Chiru runs a wedding hall (if you notice). He falls in love with Aadhya (Rashmika Mandanna), who takes a liking to him after protecting him from potential sexual predators (an old trope in the 1990s too). Two months pass and Chiru and the highly worried lady elders in his family are convinced that Aadhya is going to be the wife/daughter-in-law. This is when Aadhya has a blast: her mother Vakula (Khushboo), a self-made entrepreneur, is hard to break. Will Chiru explain to her about his self-certified ability to become Aadhya's husband?
The film comes with a decent but curious premise. The male leadership feels that he is a victim of the matriarchal mindset of the elders in his family. The element of one's past that haunts us and determines our mindset is also touched upon by the script. To the film's credit, Sharwanand's character is sidelined and the women find room to untie the knots and/or soften their maximal status in a day.
As much as the plot and climax deserve, the narration suffers from boring dialogue-writing. The lines are steep and unnecessarily functional when they transform into monologues.
Usually, most rom-com tracks suffer from zero chemistry between the hero-heroine duo. Sharwanand and Rashmika are seen sharing negative chemistry in 'AMJ'. If you have seen the movie, try to remember just one instance where you felt that Rashmika's Aadhya really loves Chiru. Just one. There is hardly an intense vibe that makes us feel for Chiru and that is because of his characterization. He is always made to look like a comically frustrated person.
Barring Urvashi, the rest of the senior cast (mainly Radhika Sarathkumar and Khushboo) get to play one-sided characters who barely find their rhythm. He has no existence before Chiru. None of the emotional scenes involved in them are heartwarming and we hardly sympathize with them until before the climax. The men of Chiru's family are silent spectators to the circus around them.

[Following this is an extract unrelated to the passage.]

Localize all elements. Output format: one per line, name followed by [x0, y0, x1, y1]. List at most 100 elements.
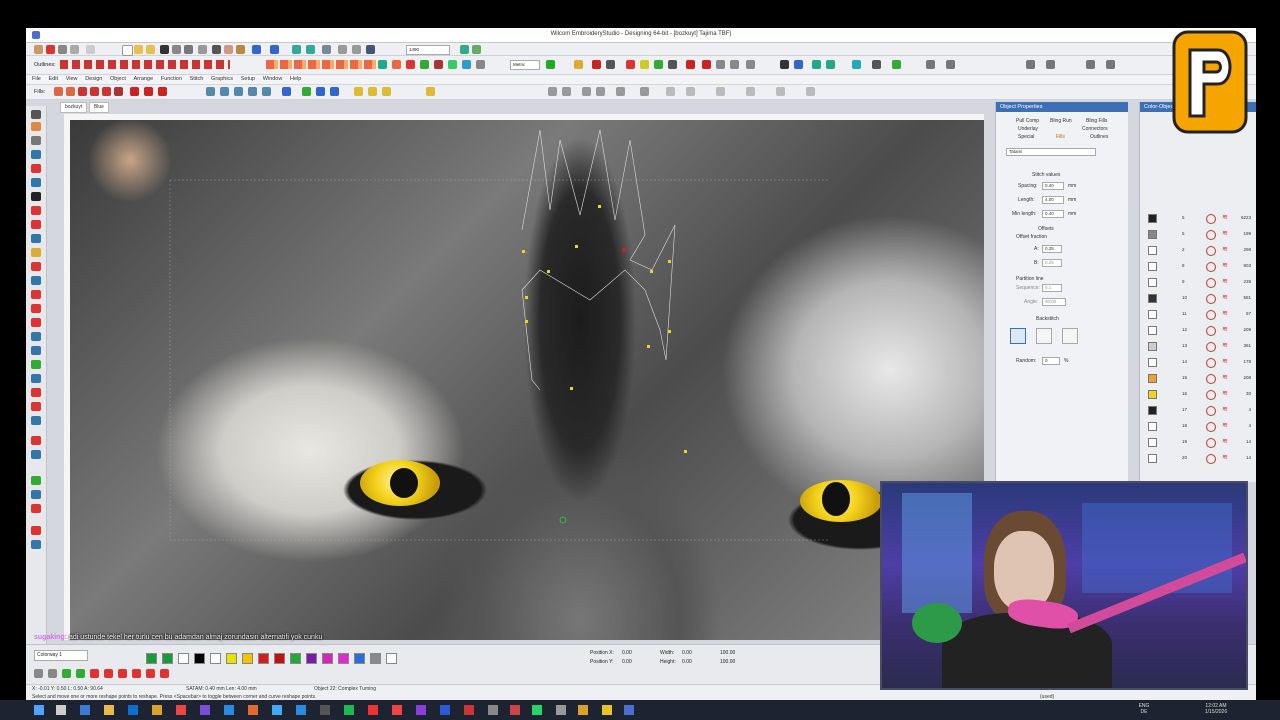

After feeding off the talent of Venela Kishore, the film struggles to generate laughter through comedian Satya. Ravi Shankar has a cameo in an archaic sub-plot that exists to rescue Chiru in an artificial turn of events.
Devi Sri Prasad's background score is dull, but the songs are a mixed bag (unpopular opinion: the title track is better than the rest). Sujit Sarang's cinematography is functional.